I am part of the 1.36% of childbearing women in the US wanting a non-hospital birth. My claims to the style of prenatal care and birth are at least as medically supported as the status quo of women giving birth yet they are completely rejected by insurers. It’s difficult to see this as anything beyond minority prejudice and an unjust discrimination between legitimate medical options. If we can all accept that medical considerations for hospital or non-hospital births are equal, insurance companies ought to provide at least some level of coverage for both.

Besides the constant support of my beloved husband, I often feel alone and isolated in my quest for getting the prenatal care and birth that I want. When I talk with others about my plan, I’m met with mixed reactions. Some, mostly women who’ve recently given birth, are amazed by my description of the care I receive and my birth plan and wonder whether this sort of care is even possible. Most give me weird looks and wonder why I’m putting my baby at risk for personal preferences–why not just suck it up and do it at a hospital, what’s the big deal? Some are supportive. Some are intrigued.

After weighing the options and trying both models of care, I’ve decided to bite the bullet and pay for the birth and prenatal and postpartum care I want. If all goes according to plan, I’ll be receiving my prenatal care and delivering my baby this April at a nearby birth center. Compared to my obstetric prenatal visits, my appointments with the midwives are about an hour long (instead of 20 minutes) and include detailed conversations about my psychological and physiological well-being. So far, I’ve found the midwife care to be more holistic than my obstetric care; a typical appointment will include not only collecting my vitals and checking the baby’s heart rate, but also discussing my emotions, nutrition and exercise, stress, anxieties, and the like.
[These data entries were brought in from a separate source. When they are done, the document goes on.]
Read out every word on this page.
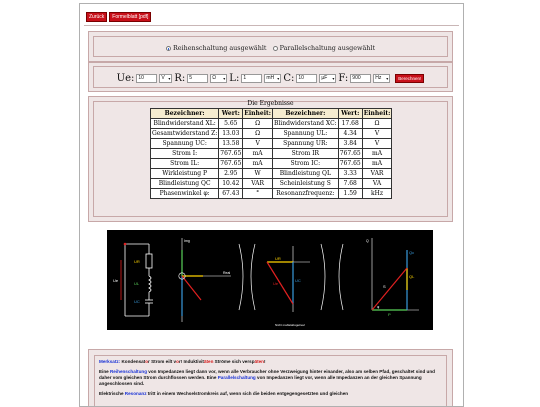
Zurück	Formelblatt [pdf]
Reihenschaltung ausgewählt Parallelschaltung ausgewählt
Ue: 10	V ▾ R: 5	Ω ▾	L: 1	mH ▾ C: 10	µF ▾	F: 900	Hz ▾	Berechnen!
Die Ergebnisse
Bezeichner:	Wert:	Einheit:	Bezeichner:	Wert:	Einheit:
Blindwiderstand XL:	5.65	Ω	Blindwiderstand XC:	17.68	Ω
Gesamtwiderstand Z:	13.03	Ω	Spannung UL:	4.34	V
Spannung UC:	13.58	V	Spannung UR:	3.84	V
Strom I:	767.65	mA	Strom IR	767.65	mA
Strom IL:	767.65	mA	Strom IC:	767.65	mA
Wirkleistung P	2.95	W	Blindleistung QL	3.33	VAR
Blindleistung QC	10.42	VAR	Scheinleistung S	7.68	VA
Phasenwinkel φ:	67.43	°	Resonanzfrequenz:	1.59	kHz
Ue
UR
UL
UC
Img
Real
UR
UC
Ue
Qc
QL
S
P
Q
φ
Nicht maßstabsgetreu!

Merksatz: Kondensator Strom eilt vor! Induktivitäten Ströme sich verspäten!

Eine Reihenschaltung von Impedanzen liegt dann vor, wenn alle Verbraucher ohne Verzweigung hinter einander, also am selben Pfad, geschaltet sind und daher vom gleichen Strom durchflossen werden. Eine Parallelschaltung von Impedanzen liegt vor, wenn alle Impedanzen an der gleichen Spannung angeschlossen sind.

Elektrische Resonanz tritt in einem Wechselstromkreis auf, wenn sich die beiden entgegengesetzten und gleichen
And when the time comes, instead of rushing to a hospital room, I’ll transition to a birthing room that looks very much like a home bedroom – fully stocked with medical equipment, though discreetly stashed in the closet. These rooms promote a calm environment where the mother is in control and free to move (and eat and drink) as she pleases. I’ll be able to choose how and where I give birth, whether it’s in bed, standing or squatting, in a birthing tub, and so on. No one will rush me through labor, no one will offer me unnecessary medical interventions, and no one will tell me when to push. By following my body’s cues, under the care of a licensed midwife, I’ll know what to do.

Regardless of stylistic preference for prenatal care and birth, surely any woman ought to have scientifically sound information on the relative outcomes between birthing options and access to any mode with both the best outcomes and lowest actual cost. The results are clear and consistent. Midwives are at least as safe or safer than obstetricians, they are associated with better outcomes, and they cost less. Yet false notions that non-hospital births take away potentially life-saving technologies, resulting in worse outcomes for mothers and babies, continue to direct our attitudes towards midwifery. The bioethics community should examine the source of these perceptions and their effect on how the medical system approaches childbirth.

I’m lucky to have access to the information and resources to enable me to make a decision outside the medical model. But, for many pregnant women, their options may be limited and they may not even have the opportunity to consider the benefits of a non-hospital birth. Bioethicists express deep concern for patient autonomy and informed decision-making in other areas of medicine–pregnancy and birth shouldn’t be outliers. Indeed, the decision about where and how to give birth is one that women ought to feel excited, not fearful, about.